To właśnie w tym roku Sebastian ruszył z Europy przez Iran do Pakistanu, ciągnąc za samochodem przyczepę z szybowcem. Wraz ze kolegami z aeroklubu dołożył skutecznie starań, by wystartować z lotniska w Skardu. Mimo późnej pory sezonu, spowodowanej przeszkodami proceduralnymi i politycznymi, dobrze wykorzystał ostatnie dni z silnymi wiatrami strumieniowymi (jet stream) i znalazł sposób, aby po raz pierwszy w historii poszybować nad drugą górą świata K2 (8611 m n.p.m.).
Sebastian Kawa
Sebastian Kawa jest lekarzem położnikiem i ginekologiem, ale przede wszystkim sportowcem: żeglarzem i pilotem szybowcowym, 18-krotnym mistrzem świata w szybownictwie.
Zdobył łącznie 37 medali na europejskich i światowych zawodach szybowcowych. Przez wiele lat i obecnie jest liderem rankingu IGC (International Gliding Commission – Międzynarodowego Komitetu Szybowcowego) w kategorii pilotów szybowcowych. Jest wybitnym eksploratorem i liderem wypraw szybowcowych w Góry Wysokie: Tatry, Alpy, Kaukaz, Andy, Himalaje i Karakorum.

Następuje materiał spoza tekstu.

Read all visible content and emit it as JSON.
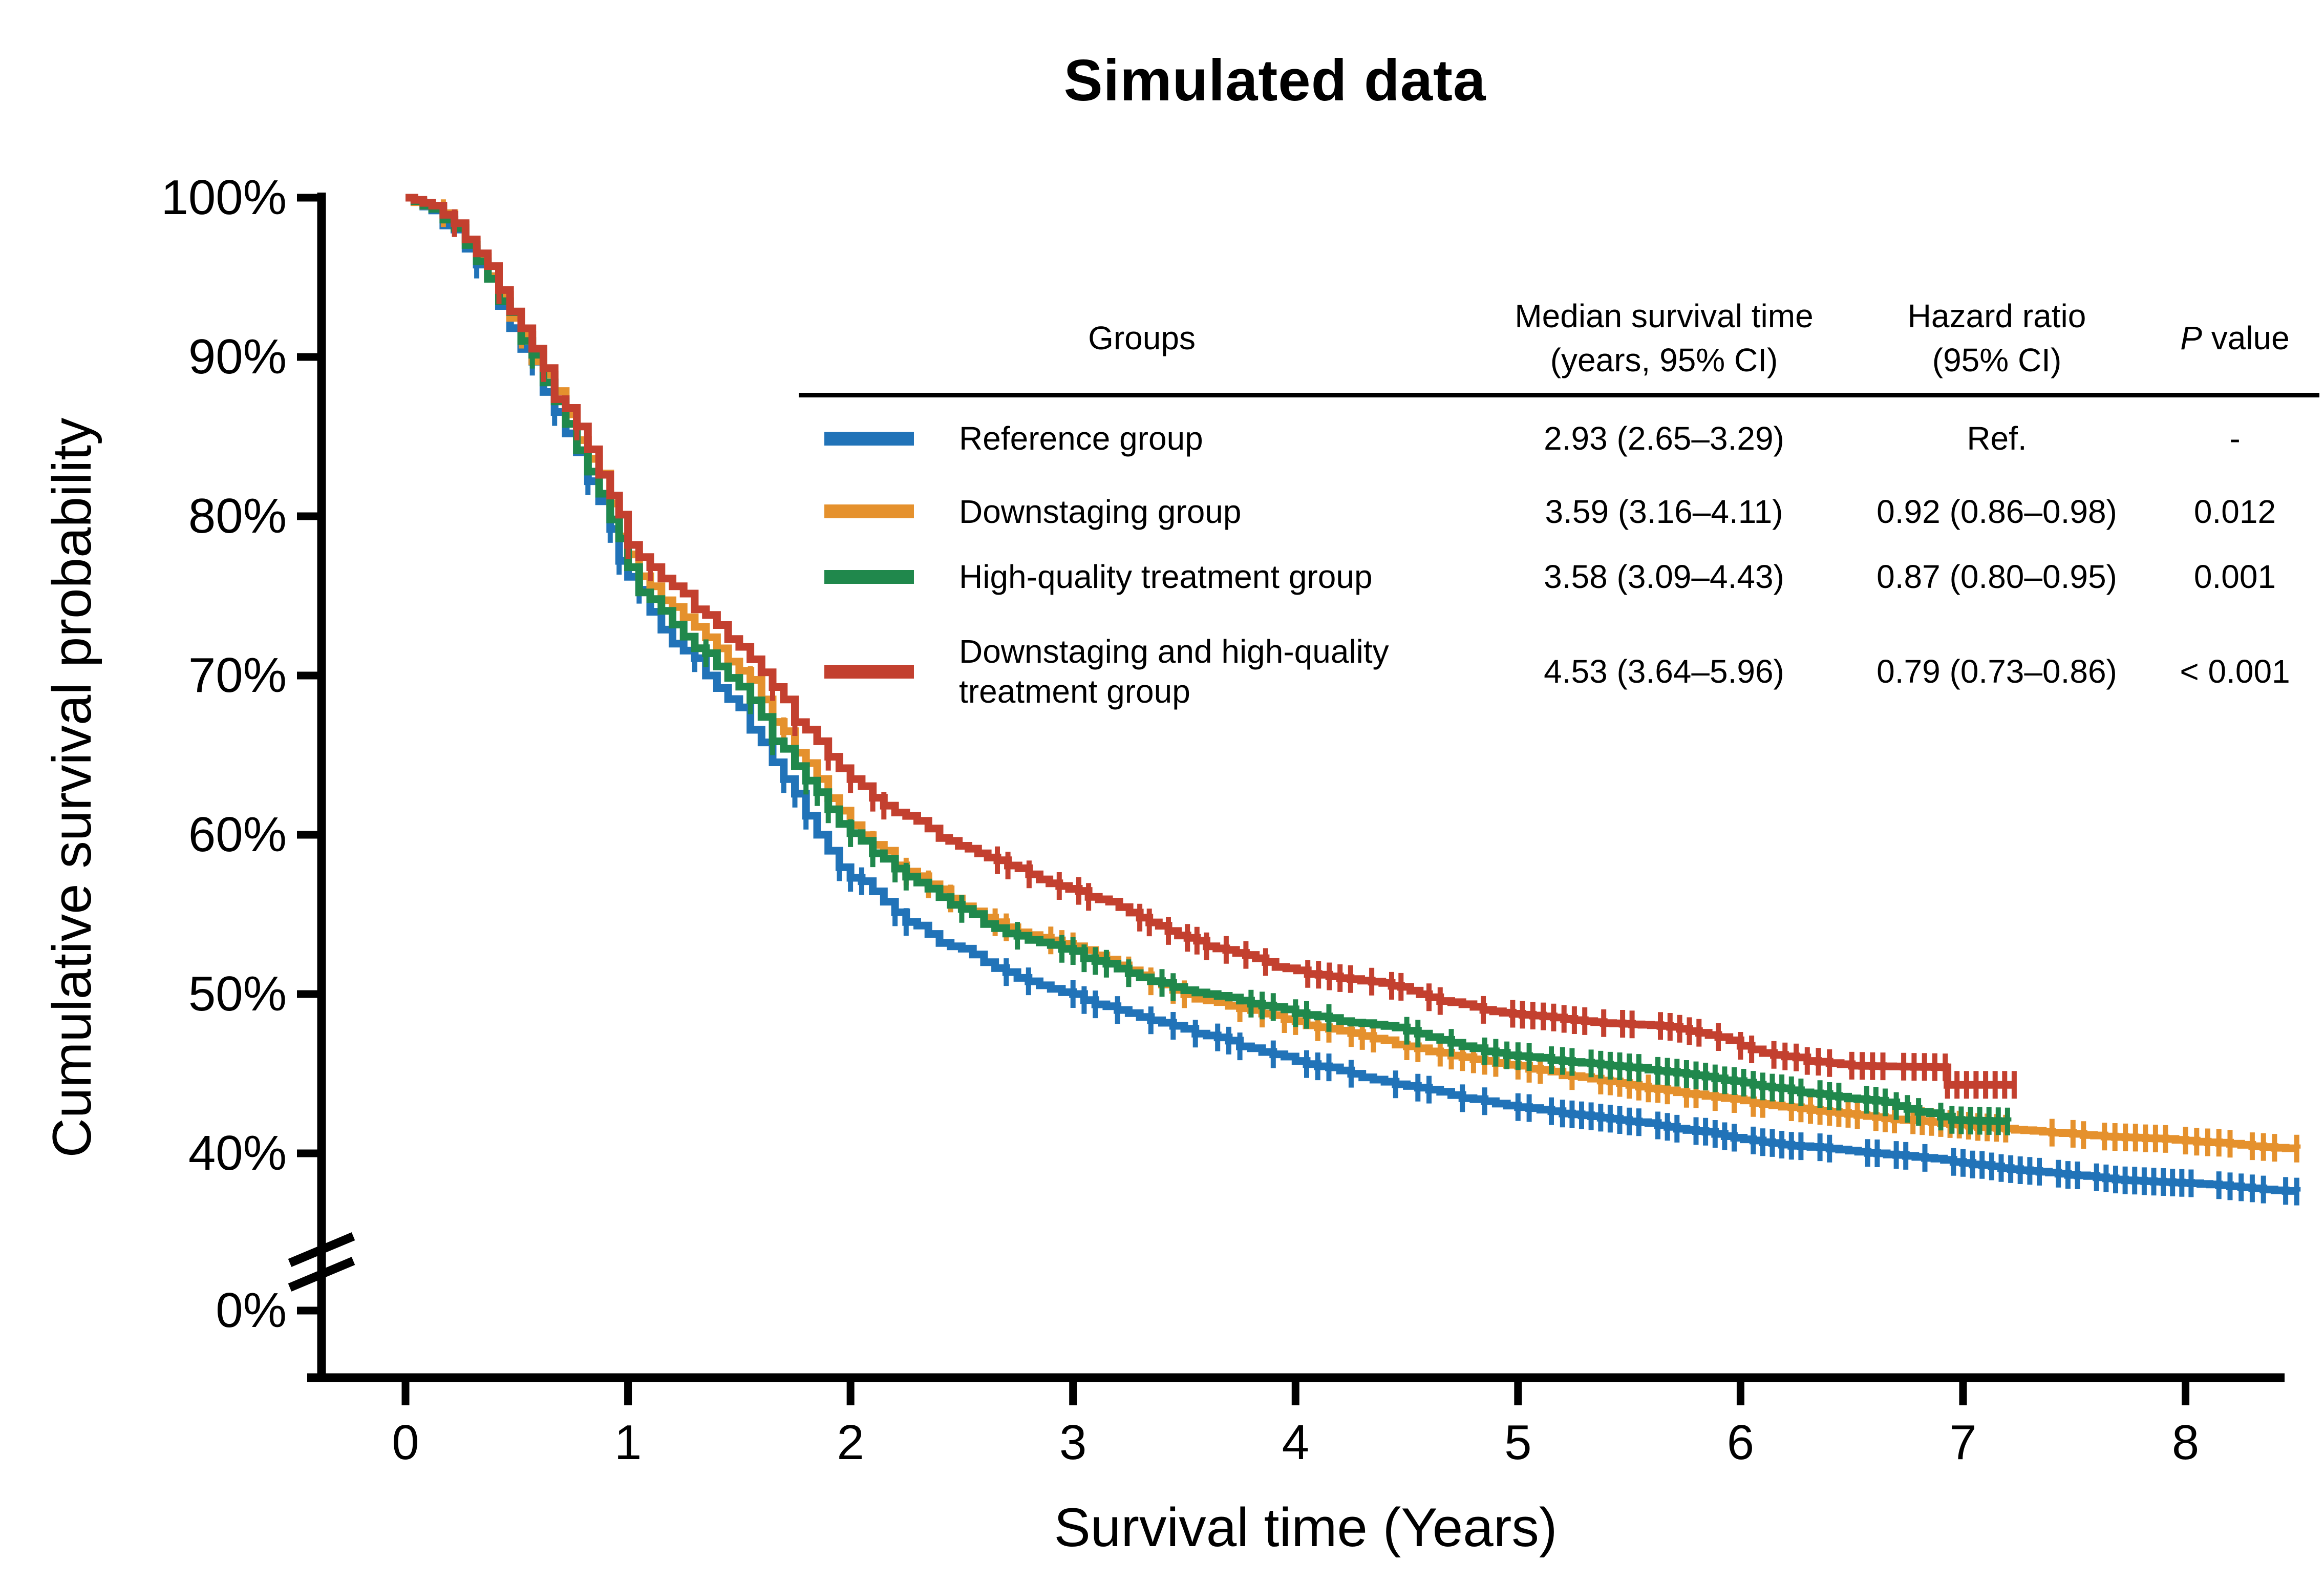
{
  "title": "Simulated data",
  "axes": {
    "y": {
      "label": "Cumulative survival probability",
      "tick_labels": [
        "100%",
        "90%",
        "80%",
        "70%",
        "60%",
        "50%",
        "40%",
        "0%"
      ],
      "broken_axis": true
    },
    "x": {
      "label": "Survival time (Years)",
      "tick_labels": [
        "0",
        "1",
        "2",
        "3",
        "4",
        "5",
        "6",
        "7",
        "8"
      ]
    }
  },
  "table": {
    "headers": {
      "groups": "Groups",
      "median_line1": "Median survival time",
      "median_line2": "(years, 95% CI)",
      "hazard_line1": "Hazard ratio",
      "hazard_line2": "(95% CI)",
      "p_italic": "P",
      "p_rest": " value"
    },
    "rows": [
      {
        "label_line1": "Reference group",
        "label_line2": "",
        "color": "#2173b8",
        "median": "2.93 (2.65–3.29)",
        "hazard": "Ref.",
        "p": "-"
      },
      {
        "label_line1": "Downstaging group",
        "label_line2": "",
        "color": "#e5912d",
        "median": "3.59 (3.16–4.11)",
        "hazard": "0.92 (0.86–0.98)",
        "p": "0.012"
      },
      {
        "label_line1": "High-quality treatment group",
        "label_line2": "",
        "color": "#20884c",
        "median": "3.58 (3.09–4.43)",
        "hazard": "0.87 (0.80–0.95)",
        "p": "0.001"
      },
      {
        "label_line1": "Downstaging and high-quality",
        "label_line2": "treatment group",
        "color": "#c3402f",
        "median": "4.53 (3.64–5.96)",
        "hazard": "0.79 (0.73–0.86)",
        "p": "< 0.001"
      }
    ]
  },
  "chart_data": {
    "type": "line",
    "step_curve": true,
    "title": "Simulated data",
    "xlabel": "Survival time (Years)",
    "ylabel": "Cumulative survival probability",
    "xlim": [
      0,
      8.6
    ],
    "x_ticks": [
      0,
      1,
      2,
      3,
      4,
      5,
      6,
      7,
      8
    ],
    "y_ticks_percent": [
      100,
      90,
      80,
      70,
      60,
      50,
      40,
      0
    ],
    "y_axis_break_between": [
      0,
      37
    ],
    "grid": false,
    "legend_position": "table-upper-right",
    "censor_marks": true,
    "series": [
      {
        "name": "Reference group",
        "color": "#2173b8",
        "points": [
          [
            0,
            100
          ],
          [
            0.12,
            99.2
          ],
          [
            0.22,
            98.0
          ],
          [
            0.32,
            95.8
          ],
          [
            0.42,
            93.2
          ],
          [
            0.52,
            90.5
          ],
          [
            0.62,
            87.8
          ],
          [
            0.72,
            85.2
          ],
          [
            0.82,
            82.2
          ],
          [
            0.92,
            79.2
          ],
          [
            1.0,
            76.2
          ],
          [
            1.1,
            74.0
          ],
          [
            1.2,
            72.0
          ],
          [
            1.35,
            70.0
          ],
          [
            1.5,
            68.0
          ],
          [
            1.6,
            65.8
          ],
          [
            1.7,
            63.5
          ],
          [
            1.8,
            61.2
          ],
          [
            1.9,
            59.0
          ],
          [
            2.0,
            57.3
          ],
          [
            2.15,
            55.8
          ],
          [
            2.3,
            54.3
          ],
          [
            2.45,
            53.0
          ],
          [
            2.6,
            52.0
          ],
          [
            2.8,
            50.8
          ],
          [
            3.0,
            50.0
          ],
          [
            3.2,
            49.0
          ],
          [
            3.4,
            48.2
          ],
          [
            3.6,
            47.4
          ],
          [
            3.8,
            46.6
          ],
          [
            4.0,
            45.8
          ],
          [
            4.2,
            45.2
          ],
          [
            4.4,
            44.5
          ],
          [
            4.6,
            44.0
          ],
          [
            4.8,
            43.4
          ],
          [
            5.0,
            42.9
          ],
          [
            5.2,
            42.5
          ],
          [
            5.5,
            42.0
          ],
          [
            5.8,
            41.4
          ],
          [
            6.1,
            40.7
          ],
          [
            6.4,
            40.3
          ],
          [
            6.7,
            39.9
          ],
          [
            7.0,
            39.4
          ],
          [
            7.3,
            38.9
          ],
          [
            7.6,
            38.5
          ],
          [
            7.9,
            38.2
          ],
          [
            8.15,
            38.0
          ],
          [
            8.3,
            37.8
          ],
          [
            8.5,
            37.6
          ]
        ]
      },
      {
        "name": "Downstaging group",
        "color": "#e5912d",
        "points": [
          [
            0,
            100
          ],
          [
            0.12,
            99.4
          ],
          [
            0.22,
            98.3
          ],
          [
            0.32,
            96.3
          ],
          [
            0.42,
            93.9
          ],
          [
            0.52,
            91.4
          ],
          [
            0.62,
            88.9
          ],
          [
            0.72,
            86.4
          ],
          [
            0.82,
            83.6
          ],
          [
            0.92,
            80.8
          ],
          [
            1.0,
            77.6
          ],
          [
            1.1,
            75.6
          ],
          [
            1.2,
            74.3
          ],
          [
            1.35,
            72.4
          ],
          [
            1.5,
            70.3
          ],
          [
            1.6,
            68.5
          ],
          [
            1.7,
            66.5
          ],
          [
            1.8,
            64.5
          ],
          [
            1.9,
            62.3
          ],
          [
            2.0,
            60.6
          ],
          [
            2.15,
            59.0
          ],
          [
            2.3,
            57.4
          ],
          [
            2.45,
            56.0
          ],
          [
            2.6,
            54.8
          ],
          [
            2.8,
            53.7
          ],
          [
            3.0,
            53.0
          ],
          [
            3.2,
            51.8
          ],
          [
            3.4,
            50.6
          ],
          [
            3.6,
            49.6
          ],
          [
            3.8,
            49.0
          ],
          [
            4.0,
            48.3
          ],
          [
            4.2,
            47.7
          ],
          [
            4.4,
            47.1
          ],
          [
            4.6,
            46.4
          ],
          [
            4.8,
            45.9
          ],
          [
            5.0,
            45.5
          ],
          [
            5.2,
            44.9
          ],
          [
            5.5,
            44.3
          ],
          [
            5.8,
            43.7
          ],
          [
            6.1,
            43.1
          ],
          [
            6.4,
            42.6
          ],
          [
            6.65,
            42.2
          ],
          [
            6.9,
            41.9
          ],
          [
            7.15,
            41.6
          ],
          [
            7.4,
            41.3
          ],
          [
            7.73,
            41.0
          ],
          [
            8.0,
            40.8
          ],
          [
            8.2,
            40.6
          ],
          [
            8.35,
            40.4
          ],
          [
            8.5,
            40.3
          ]
        ]
      },
      {
        "name": "High-quality treatment group",
        "color": "#20884c",
        "points": [
          [
            0,
            100
          ],
          [
            0.12,
            99.3
          ],
          [
            0.22,
            98.1
          ],
          [
            0.32,
            96.0
          ],
          [
            0.42,
            93.5
          ],
          [
            0.52,
            91.0
          ],
          [
            0.62,
            88.4
          ],
          [
            0.72,
            85.8
          ],
          [
            0.82,
            82.8
          ],
          [
            0.92,
            79.8
          ],
          [
            1.0,
            76.8
          ],
          [
            1.1,
            74.8
          ],
          [
            1.2,
            73.2
          ],
          [
            1.35,
            71.4
          ],
          [
            1.5,
            69.3
          ],
          [
            1.6,
            67.4
          ],
          [
            1.7,
            65.4
          ],
          [
            1.8,
            63.4
          ],
          [
            1.9,
            61.6
          ],
          [
            2.0,
            60.1
          ],
          [
            2.15,
            58.5
          ],
          [
            2.3,
            57.0
          ],
          [
            2.45,
            55.6
          ],
          [
            2.6,
            54.4
          ],
          [
            2.8,
            53.4
          ],
          [
            3.0,
            52.7
          ],
          [
            3.2,
            51.6
          ],
          [
            3.4,
            50.7
          ],
          [
            3.6,
            50.0
          ],
          [
            3.8,
            49.4
          ],
          [
            4.0,
            48.8
          ],
          [
            4.2,
            48.3
          ],
          [
            4.4,
            48.0
          ],
          [
            4.6,
            47.3
          ],
          [
            4.8,
            46.6
          ],
          [
            5.0,
            46.1
          ],
          [
            5.2,
            45.8
          ],
          [
            5.5,
            45.4
          ],
          [
            5.8,
            44.9
          ],
          [
            6.1,
            44.2
          ],
          [
            6.4,
            43.6
          ],
          [
            6.65,
            43.2
          ],
          [
            6.8,
            42.6
          ],
          [
            6.95,
            42.1
          ],
          [
            7.2,
            42.0
          ]
        ]
      },
      {
        "name": "Downstaging and high-quality treatment group",
        "color": "#c3402f",
        "points": [
          [
            0,
            100
          ],
          [
            0.12,
            99.5
          ],
          [
            0.22,
            98.4
          ],
          [
            0.32,
            96.5
          ],
          [
            0.42,
            94.2
          ],
          [
            0.52,
            91.8
          ],
          [
            0.62,
            89.3
          ],
          [
            0.72,
            86.8
          ],
          [
            0.82,
            84.2
          ],
          [
            0.92,
            81.3
          ],
          [
            1.0,
            78.2
          ],
          [
            1.1,
            76.8
          ],
          [
            1.2,
            75.6
          ],
          [
            1.35,
            73.8
          ],
          [
            1.5,
            71.8
          ],
          [
            1.6,
            70.2
          ],
          [
            1.7,
            68.5
          ],
          [
            1.8,
            66.6
          ],
          [
            1.9,
            64.9
          ],
          [
            2.0,
            63.5
          ],
          [
            2.2,
            61.4
          ],
          [
            2.4,
            59.8
          ],
          [
            2.66,
            58.4
          ],
          [
            2.85,
            57.2
          ],
          [
            3.07,
            56.1
          ],
          [
            3.3,
            54.8
          ],
          [
            3.6,
            53.0
          ],
          [
            3.91,
            51.7
          ],
          [
            4.2,
            51.0
          ],
          [
            4.39,
            50.7
          ],
          [
            4.6,
            49.8
          ],
          [
            4.8,
            49.2
          ],
          [
            5.02,
            48.7
          ],
          [
            5.3,
            48.3
          ],
          [
            5.64,
            48.0
          ],
          [
            5.9,
            47.3
          ],
          [
            6.1,
            46.3
          ],
          [
            6.3,
            45.8
          ],
          [
            6.5,
            45.5
          ],
          [
            6.92,
            45.4
          ],
          [
            6.93,
            44.3
          ],
          [
            7.23,
            44.3
          ]
        ]
      }
    ]
  }
}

Bycia sportowcem uczył się od dzieciństwa, najpierw żeglując, a później szybując. Jako żeglarz odkrył smak wygranej i porażki, i żeby wygrywać wdrożył w życie swoje 4 sportowe zasady: sprawność, koncentrację, walkę i zabawę. Żeglowanie w młodym wieku nie było łatwe, jak sam opisuje: Bardzo często było po prostu zimno, ponieważ klubowi brakowało w wyposażeniu odpowiedniego sprzętu osobistego. To doświadczenie dało mu lekcję, by się nie poddawać i walczyć. Jego kariera szybowcowa rozwijała się powoli, ponieważ początkowo dzielił czas między dwa sporty: żeglarstwo i szybownictwo.
Na Mistrzostwach Polski Juniorów w szybownictwie w 1992 roku, które wygrał, wyróżnił się precyzją i odważnymi decyzjami. Dało to impuls do poważnego traktowania szybownictwa. Dzięki ogromnemu wysiłkowi rodziny, zwłaszcza ojca, był jednym z polskich pilotów, którzy od początku jako juniorzy startowali za granicą. Mieszkając z dala od Centrum Szybowcowego w Lesznie, był zmuszony rywalizować w niższych klasach, ale w ten sposób doświadczał oblatywania głównie polskich szybowców, w tym dominującej przez lata Dianie 2. Co najciekawsze, latał przede wszystkim w górach.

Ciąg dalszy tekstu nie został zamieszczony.